Some naive feeling for simplicity, for wholeness and soundness, warned me against the spirit of the Waldzell Vicus Lusorum. I sensed in it a spirit of specialism and virtuosity, certainly highly cultivated, certainly richly elaborated, but nevertheless isolated from humanity and the whole of life -- a spirit that had soared too high into haughty solitariness.

But Hesse did not write an apocalyptic novel showing the destruction of peace-time and the fall of Castalia. Instead he shifted this demise directly onto his protagonist. Did Hesse believe that Castalia was doomed? Did he simply tire of the novel, the setting, the character? Was the novel cut short? Hesse writes sympathetically of the early Knecht's encounter with Elder Brother, a scholar who deliberately left Castalia and its routines to pursue life as a hermit in Bamboo Grove. Knecht remained at the Bamboo Grove for months and

learned to manipulate the yarrow stalks [of the I Ching] almost as well as his teacher. The latter spent an hour a day with him, practicing counting the sticks, imparting the grammar and symbolism of the oracular language, and drilling him in writing and memorizing the sixty-four signs. He read to Knecht from ancient commentaries, and every so often, on particularly good days, told him a story by Chuang Tzu. For the rest, the disciple learned to tend the garden, wash the brushes, and prepare the Chinese ink. He also learned to make soup and tea, gather brushwood, observe the weather, and handle the Chinese calendar.

Later, Knecht invited Elder Brother to Castalia and to his quarters as Magister Ludi, but Elder Brother had not replied.

Knecht recalled his time spent with Elder Brother. Vivid memories arose of his long-ago stay in the hut, with the rustling bamboos and yarrow stalks outside, along with other memories of freedom, leisure, student days, and the colorful paradise of youthful dreams. How this brave, crotchety hermit had contrived to withdraw and keep his freedom; how his tranquil Bamboo Grove sheltered him from the world; how deeply and strongly he lived in his neat, pedantic and wise Sinicism; in how beautifully concentrated and inviolable a way the magic spell of his life's dream enclosed him year after year and decade after decade, making a China of his garden, a temple of his hut, divinities of his fish, and a sage of himself! With a sigh, Knecht shook off this notion. He himself had gone another way, or rather been led, and what counted was to pursue his assigned way straightforwardly and faithfully, not to compare it with the ways of others.
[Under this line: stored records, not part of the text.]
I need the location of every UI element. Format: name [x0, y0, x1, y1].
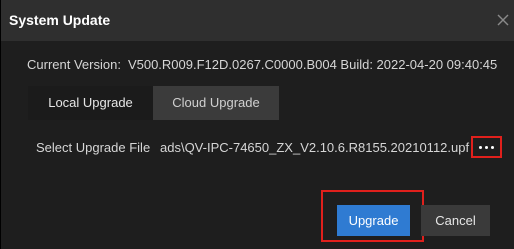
cancel-button[interactable]: Cancel — [421, 205, 490, 236]
current-version-label: Current Version: — [27, 57, 121, 72]
browse-file-button[interactable] — [471, 136, 502, 158]
select-upgrade-file-label: Select Upgrade File — [36, 140, 151, 155]
upgrade-file-path-field[interactable]: ads\QV-IPC-74650_ZX_V2.10.6.R8155.202101… — [160, 140, 471, 156]
dialog-title: System Update — [9, 12, 111, 28]
more-dots-icon — [473, 138, 500, 156]
upgrade-file-path-text: ads\QV-IPC-74650_ZX_V2.10.6.R8155.202101… — [160, 140, 470, 155]
current-version-value: V500.R009.F12D.0267.C0000.B004 Build: 20… — [127, 57, 498, 72]
close-icon[interactable] — [495, 12, 511, 28]
dialog-titlebar: System Update — [1, 0, 514, 41]
system-update-dialog: System Update Current Version: V500.R009.… — [0, 0, 514, 249]
upgrade-tabs: Local Upgrade Cloud Upgrade — [28, 86, 279, 120]
tab-cloud-upgrade[interactable]: Cloud Upgrade — [153, 86, 279, 120]
current-version-row: Current Version: V500.R009.F12D.0267.C000… — [27, 57, 497, 73]
upgrade-file-row: Select Upgrade File ads\QV-IPC-74650_ZX_… — [36, 140, 471, 156]
upgrade-button[interactable]: Upgrade — [337, 205, 410, 236]
tab-local-upgrade[interactable]: Local Upgrade — [28, 86, 153, 120]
So, in the end, alternatives to Castalia, to secular monasticism, were available to Knecht: the way of the hermit and the way of the world. He chose the latter and was destroyed by it.

Hesse added three short stories as addenda to The Glass Bead Game that feature Knecht in different historical and cultural capacities, in effect different incarnations of his protagonist. "The Rainmaker" presents a backdrop of shamanism, "The Father Confessor" features Joseph as a Christian desert hermit, and "The Indian Life" recreates a setting that could have been in the Mahabharata, though a Brahmin character is named Vasudeva, which Hesse enthusiasts would doubtless prefer had been reserved for Vasudeva, the hermit-ferryman of Siddhartha.